They are The Assembly Sopranos.
Since 1975 Democrats have controlled the New York State Assembly, and they don't merely resemble a fictional organized crime family. They are an organized crime family.
All the shadow of the Capitol requires in Albany is the Bada Bing! and Satriale's Pork Store.
So it was no surprise when Democratic Assemblyman Anthony Seminerio, who once boasted of being "John Gotti's Assemblyman," was arrested last week for an eight-year scheme he concocted to collect $500,000 in bribes. The 17-page indictment is damning.
"I'll break his balls. And I know what to break his balls about," Stugots Seminerio tells a bribe-paying hospital executive who was angry with a Department of Health official for not being helpful enough.
Seminerio, a 30-year incumbent, was also brazen and dumb enough to bring the undercover F.B.I. agent who nailed him onto the Assembly floor.
"Seminerio introduced the undercover to the Assembly Chambers' security guard, and requested that the security guard let the undercover enter the Assembly Chamber," the indictment charges. He immediately introduced the agent to Assembly Members who could help pass environmental legislation, and subsequently accepted a bribe for the "service."
Seminerio responded to the charges with his trademark arrogance. "It's one of those stupid things," he said.
He will likely join his disgraced former colleagues in resignation or expulsion from the Assembly. Or in prison. The body's most recent Assembly Sopranos, all New York City Democrats, include:
* Brian McLaughlin, allegedly the "confidential witness" who set up Seminerio. Plead guilty to racketeering charges for stealing $2.2 million from labor unions and nonprofit groups for personal use. Awaiting sentencing;
* Diane Gordon. Convicted of receiving a $500,000 bribe to build a new home. Awaiting sentencing;
* Clarence Norman, former Brooklyn Democratic Party Chairman. Convicted of accepting illegal campaign contributions. Currently serving time in a New York prison;
* Gloria Davis. Convicted of receiving a bribe. Served 90 days in jail;
* Roger Green. Plead guilty to larceny for billing taxpayers for rides to the Capital he received free of charge from a contractor. Resigned.
It never ends with this crew.
A day after Seminerio was hauled in by the F.B.I., the toothless Assembly Ethics Committee met to investigate Democratic Assemblyman Sam Hoyt and Assemblyman Greg Ball (a rare Republican Assembly Soprano). The married Hoyt has confessed to exchanging sexually explicit messages with his goomah, a legislative employee, and Ball is accused of stalking and sexual harassment.
Democratic Assemblyman Adam Clayton Powell IV has twice been accused of rape, and exonerated. Earlier this year he was charged with a D.W.I., and his female passenger was so drunk she had to be taken to a hospital emergency room by the police.
The Don of The Assembly Sopranos is Speaker Shelly Silver. He's no stranger to ethical gray areas and excusing criminal behavior.
Don Shelly once stayed at a posh Las Vegas hotel (how fitting) paid for at a discount rate by a casino company looking to expand in NewYork. And he works for a law firm notorious throughout our business community for supporting tort laws that have enriched trial lawyers and helped cripple our state economy. Because of our weak ethics laws, Silver is not required to disclose how much the firm pays him.
In perhaps Don Shelly's most appalling example of looking the other way in the face of criminality, he aggressively defended his chief counsel, Michael Boxley, after he was charged with raping a 22-year-old legislative employee.
It was not the first time Boxley was accused of rape, and Silver called the young woman a liar publicly. Boxley was dragged out of the Capitol in handcuffs, and is now a registered sex offender.

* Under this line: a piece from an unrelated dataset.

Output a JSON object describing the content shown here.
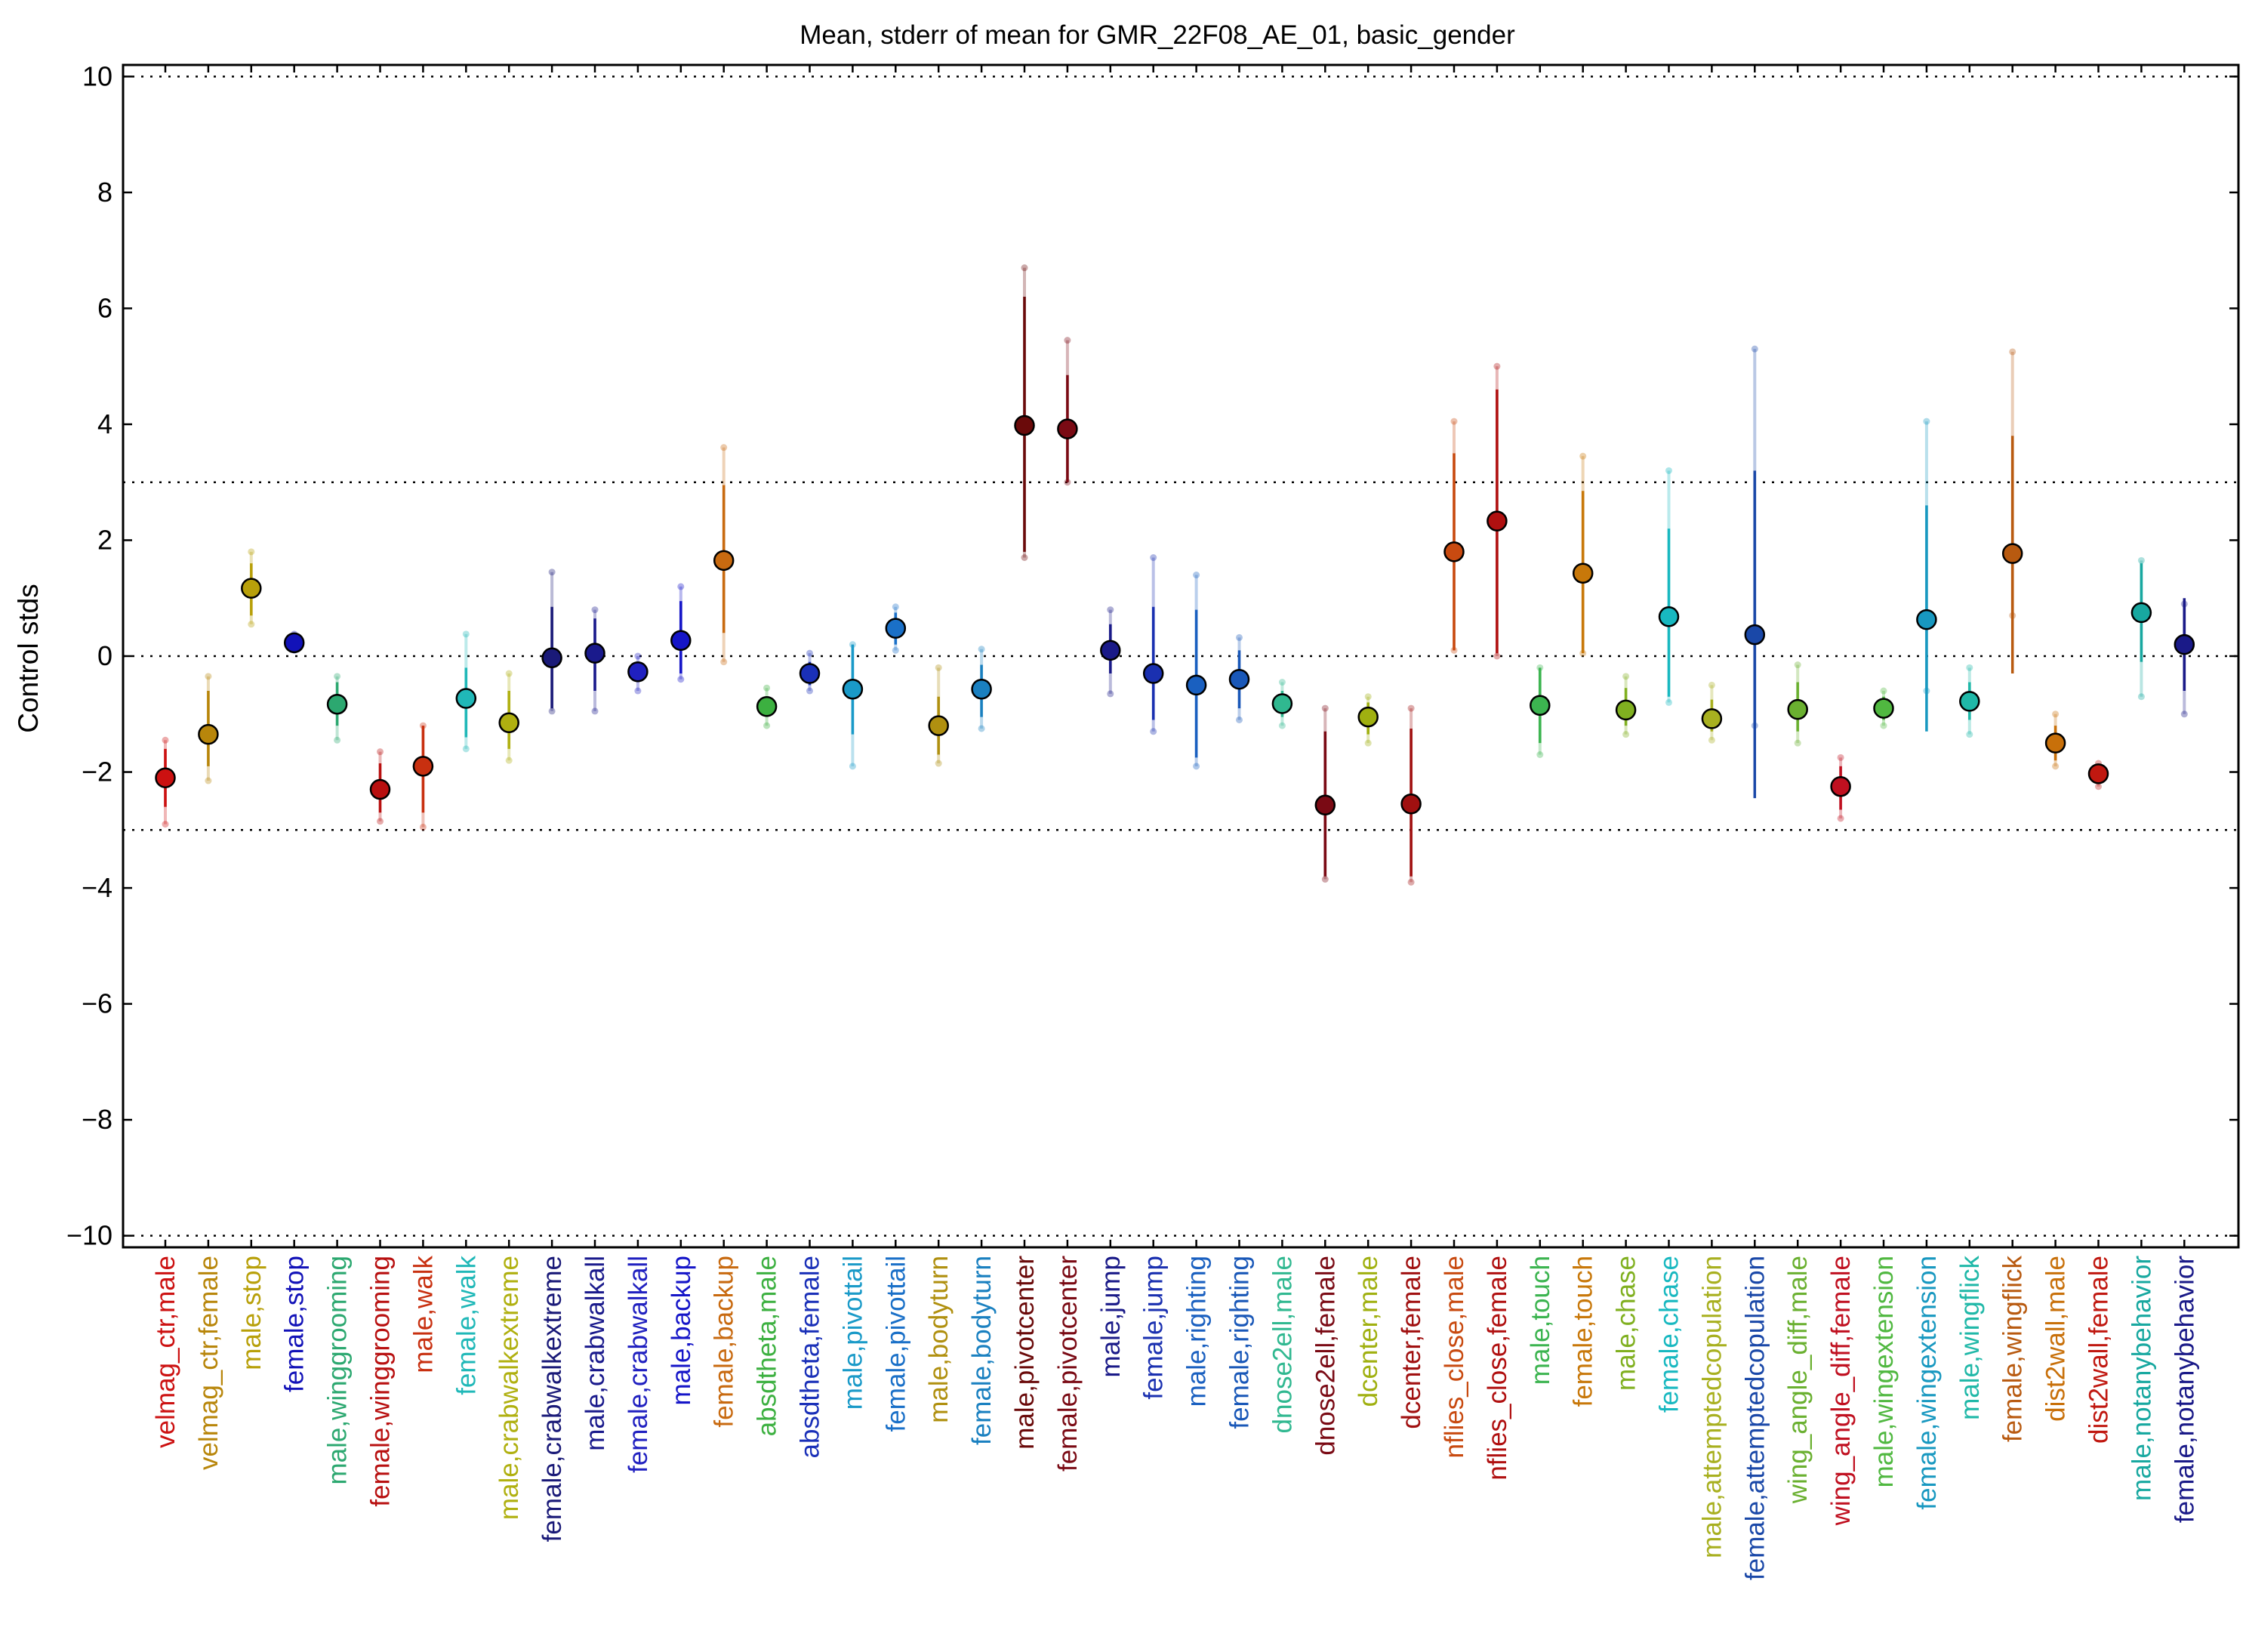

"Speaker Silver has acknowledged repeatedly that he was wrong about Michael Boxley," said one of his spokescapos at the time. Boxley's victim received a $500,000 settlement from the state.
A primary reason why the Assembly is an organized crime haven is because of its shameful refusal to pass financial disclosure reform legislation. Its Members can hold outside jobs, and they're not required to disclose income and holdings beyond the pittance of $1,000.
The Assembly Sopranos want it that way. It's how they stay organized until they get caught. Until they remove this veil of secrecy and pass strong financial disclosure legislation we will continue to witness the convictions of small-time Roger Green grifters as well as big-time thieves and aspiring Jimmy Hoffas like Brian McLaughlin and Anthony Seminerio.
However corrupt, from bribes to sex scandals to F.B.I wiretaps to rats to convicted felons, The Assembly Sopranos fall short of their fictional counterparts in one respect. No Assembly Member has whacked anyone.
But it wouldn't be a surprise if it's reported one day that one of them: Woke up this morning, got yourself a gun.